Litter that is too dry has its own innate problems, such as dehydration in new chicks. Dusty air conditions also promote respiratory disease. Both of these result in increased production problems and reduced performance.
Optimum litter conditions
To achieve optimum litter conditions, producers need to carefully manage their drinking system.
First, the producer should regularly walk the poultry house, keeping on the lookout for leaking drinkers and caked litter. Several factors can cause drinkers to leak:
• Daily wear and tear takes its toll. When installing a drinking system in a house, or when replacing old drinkers, producers should make sure they employ a high-quality system that will yield them a good return on their investment.
• Buildup of sediment in the lines can cause leaks. Producers can best prevent sediment buildup by installing a filter at the beginning of the drinking system. The filter should use a 5-10 micron cartridge. Additionally, a regular program of flushing the water lines will reduce sediment.
• Biofilm buildup also can cause leaks. Biofilm results from bacteria attaching to the pipesí walls in a drinking system. As producers introduce interventions of medications and vitamins, bacteria find an ideal breeding ground in glucose and other nutrient-enriched bases used for the interventions. Additionally, enclosed watering systems operate on low pressure, providing little turbulence to dislodge this buildup. A high-pressure flush breaks up the biofilm.
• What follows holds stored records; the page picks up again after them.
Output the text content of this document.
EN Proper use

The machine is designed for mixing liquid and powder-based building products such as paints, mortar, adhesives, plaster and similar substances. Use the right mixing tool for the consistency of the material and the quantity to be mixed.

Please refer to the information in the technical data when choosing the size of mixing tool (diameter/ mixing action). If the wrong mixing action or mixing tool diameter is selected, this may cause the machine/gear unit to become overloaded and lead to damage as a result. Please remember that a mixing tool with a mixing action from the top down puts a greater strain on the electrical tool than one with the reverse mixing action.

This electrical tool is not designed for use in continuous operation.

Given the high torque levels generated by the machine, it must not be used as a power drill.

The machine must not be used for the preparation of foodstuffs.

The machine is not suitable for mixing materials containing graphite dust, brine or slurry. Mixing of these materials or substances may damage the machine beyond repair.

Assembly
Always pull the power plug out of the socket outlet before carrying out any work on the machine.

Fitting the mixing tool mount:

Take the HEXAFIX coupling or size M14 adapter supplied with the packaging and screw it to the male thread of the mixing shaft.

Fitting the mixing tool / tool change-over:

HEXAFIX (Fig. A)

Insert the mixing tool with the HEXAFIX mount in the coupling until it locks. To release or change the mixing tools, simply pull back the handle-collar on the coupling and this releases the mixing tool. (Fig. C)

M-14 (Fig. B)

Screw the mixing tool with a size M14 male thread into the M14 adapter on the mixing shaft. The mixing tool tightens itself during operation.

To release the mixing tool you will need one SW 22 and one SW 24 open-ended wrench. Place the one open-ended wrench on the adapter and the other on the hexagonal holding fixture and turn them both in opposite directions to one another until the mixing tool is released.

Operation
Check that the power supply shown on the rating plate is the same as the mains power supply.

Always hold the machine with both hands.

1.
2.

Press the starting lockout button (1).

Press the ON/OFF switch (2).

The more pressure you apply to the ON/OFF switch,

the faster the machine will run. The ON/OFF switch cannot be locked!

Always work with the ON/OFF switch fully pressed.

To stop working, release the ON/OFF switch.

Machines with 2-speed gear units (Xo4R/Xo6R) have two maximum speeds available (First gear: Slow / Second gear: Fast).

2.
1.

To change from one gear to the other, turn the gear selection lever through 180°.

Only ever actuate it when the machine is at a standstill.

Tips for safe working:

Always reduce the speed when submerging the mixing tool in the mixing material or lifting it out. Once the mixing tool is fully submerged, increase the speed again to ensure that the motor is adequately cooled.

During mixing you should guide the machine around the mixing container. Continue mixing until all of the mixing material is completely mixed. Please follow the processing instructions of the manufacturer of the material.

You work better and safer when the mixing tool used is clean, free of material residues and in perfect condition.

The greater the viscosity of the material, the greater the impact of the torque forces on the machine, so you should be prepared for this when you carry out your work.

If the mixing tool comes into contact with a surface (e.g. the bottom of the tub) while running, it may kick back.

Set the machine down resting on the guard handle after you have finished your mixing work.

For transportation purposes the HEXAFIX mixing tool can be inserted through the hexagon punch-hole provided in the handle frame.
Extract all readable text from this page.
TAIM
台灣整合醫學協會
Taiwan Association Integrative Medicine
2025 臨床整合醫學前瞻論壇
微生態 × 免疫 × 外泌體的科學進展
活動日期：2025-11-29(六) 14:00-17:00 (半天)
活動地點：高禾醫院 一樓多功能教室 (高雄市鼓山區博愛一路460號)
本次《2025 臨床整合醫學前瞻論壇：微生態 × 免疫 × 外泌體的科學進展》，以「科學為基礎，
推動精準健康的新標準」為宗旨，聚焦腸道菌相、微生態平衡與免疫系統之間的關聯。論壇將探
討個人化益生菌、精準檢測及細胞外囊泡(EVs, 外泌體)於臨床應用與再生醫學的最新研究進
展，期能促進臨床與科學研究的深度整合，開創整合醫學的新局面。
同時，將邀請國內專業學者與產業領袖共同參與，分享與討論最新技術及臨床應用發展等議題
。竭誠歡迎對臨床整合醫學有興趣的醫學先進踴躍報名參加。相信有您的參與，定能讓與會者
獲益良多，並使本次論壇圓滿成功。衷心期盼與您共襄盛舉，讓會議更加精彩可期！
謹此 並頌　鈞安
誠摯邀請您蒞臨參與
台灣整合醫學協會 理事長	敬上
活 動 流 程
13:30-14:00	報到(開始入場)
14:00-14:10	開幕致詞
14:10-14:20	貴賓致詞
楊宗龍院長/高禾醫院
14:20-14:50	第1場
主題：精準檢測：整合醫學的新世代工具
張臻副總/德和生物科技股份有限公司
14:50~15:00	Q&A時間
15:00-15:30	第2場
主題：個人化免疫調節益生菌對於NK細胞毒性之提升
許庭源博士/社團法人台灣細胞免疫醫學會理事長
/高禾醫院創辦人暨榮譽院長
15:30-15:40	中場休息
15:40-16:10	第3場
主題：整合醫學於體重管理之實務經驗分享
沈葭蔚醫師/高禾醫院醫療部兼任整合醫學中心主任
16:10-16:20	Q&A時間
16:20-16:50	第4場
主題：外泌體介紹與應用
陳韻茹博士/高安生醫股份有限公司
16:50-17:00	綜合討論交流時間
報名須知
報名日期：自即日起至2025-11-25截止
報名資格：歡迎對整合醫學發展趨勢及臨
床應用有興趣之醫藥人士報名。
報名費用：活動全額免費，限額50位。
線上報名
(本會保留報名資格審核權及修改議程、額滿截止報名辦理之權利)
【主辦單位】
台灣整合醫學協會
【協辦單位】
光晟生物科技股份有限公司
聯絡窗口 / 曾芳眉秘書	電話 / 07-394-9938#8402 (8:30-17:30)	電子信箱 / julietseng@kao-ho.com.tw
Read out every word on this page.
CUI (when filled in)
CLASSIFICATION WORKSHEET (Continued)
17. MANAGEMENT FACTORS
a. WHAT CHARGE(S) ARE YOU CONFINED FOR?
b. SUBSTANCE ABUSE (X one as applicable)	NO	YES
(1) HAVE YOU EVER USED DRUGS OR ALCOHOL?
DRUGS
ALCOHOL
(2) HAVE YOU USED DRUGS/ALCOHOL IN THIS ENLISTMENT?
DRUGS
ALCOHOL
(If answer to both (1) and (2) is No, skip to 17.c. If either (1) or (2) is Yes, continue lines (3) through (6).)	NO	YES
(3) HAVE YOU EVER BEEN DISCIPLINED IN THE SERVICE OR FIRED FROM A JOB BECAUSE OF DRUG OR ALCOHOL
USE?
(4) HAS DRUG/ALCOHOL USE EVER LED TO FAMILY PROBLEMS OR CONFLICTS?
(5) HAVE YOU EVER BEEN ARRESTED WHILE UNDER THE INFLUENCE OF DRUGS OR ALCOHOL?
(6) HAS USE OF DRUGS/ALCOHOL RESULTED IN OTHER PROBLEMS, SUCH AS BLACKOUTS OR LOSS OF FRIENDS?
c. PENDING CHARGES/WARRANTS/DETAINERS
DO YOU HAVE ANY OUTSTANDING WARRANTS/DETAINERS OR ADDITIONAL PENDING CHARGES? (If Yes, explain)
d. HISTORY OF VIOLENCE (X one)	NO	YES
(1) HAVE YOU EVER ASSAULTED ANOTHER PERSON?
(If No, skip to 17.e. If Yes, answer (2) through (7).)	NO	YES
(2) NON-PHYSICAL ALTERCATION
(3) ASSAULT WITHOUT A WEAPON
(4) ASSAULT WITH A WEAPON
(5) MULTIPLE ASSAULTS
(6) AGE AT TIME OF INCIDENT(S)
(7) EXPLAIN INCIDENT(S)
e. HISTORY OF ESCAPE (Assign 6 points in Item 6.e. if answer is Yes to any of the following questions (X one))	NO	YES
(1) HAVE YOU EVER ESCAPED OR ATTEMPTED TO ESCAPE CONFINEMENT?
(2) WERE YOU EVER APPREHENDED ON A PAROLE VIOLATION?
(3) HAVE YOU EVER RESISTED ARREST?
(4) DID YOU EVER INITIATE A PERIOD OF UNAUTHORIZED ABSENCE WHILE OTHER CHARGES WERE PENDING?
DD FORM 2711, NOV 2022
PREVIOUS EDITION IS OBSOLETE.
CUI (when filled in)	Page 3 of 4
Producers also need to pay attention to system pressure and drinker height. Drinkers set too low will result in water spills. Drinkers placed too high will inhibit birds from getting all the water they need. Adjust both of these settings as often as needed to ensure the birds are getting sufficient water without wetting the floor.
To determine if drinkers discharge an appropriate amount of water, again examine litter conditions. If very dry litter conditions exist under the drinker line, increase the water pressure until a slight dampness develops. Then make a slight pressure adjustment back down. More than a slight dampness under each drinker means unnecessarily high water pressure, giving the birds more water than they can consume with each peck. In this case, reduce the water pressure by at least 30 percent.
The first few days of a new flock are critical. If the chicks do not drink or cannot find the water, they will rapidly dehydrate. On the first day, place the chicks close to the drinkers. Lower the drinkers to the point where the chicks actually run into the trigger pin. Also, have light bright enough to attract chicks to the metal pins.
As the birds find the drinkers, raise the lines slightly, encouraging the chicks to stretch their necks. By the second or third day, drinker height should encourage the chicks to peck in about a 45-degree angle. Chickens rely on gravity to drink because of a split in the upper hard palate of the beak that allows air into the nasal passages. This prevents the birds from forming a vacuum in their mouths and they must raise their heads to allow the water to flow into their crops.
As the birds age, continue to raise the drinkers. By four weeks, the drinker height should require the birds to peck at about a 50- to 55-degree angle. (A straight line from the bird’s feet to its beak determines the angle.) Higher drinkers force the birds to elevate their breasts and stretch their necks, leading to inadequate consumption. Some producers set the drinkers so high the birds must jump to strike the pin. This only encourages more spillage.
Finally, consider the type of litter used. Producers tend to use litter most economically available in their area. Different types of litter have different absorption qualities. Litter from pine or other softwood shavings, for example, absorbs more moisture than litter from hardwood shavings. Some types of litter, such as straw and newspaper, may absorb but not promote evaporation very well. Generally with this type of litter, compensate by increasing the litter thickness.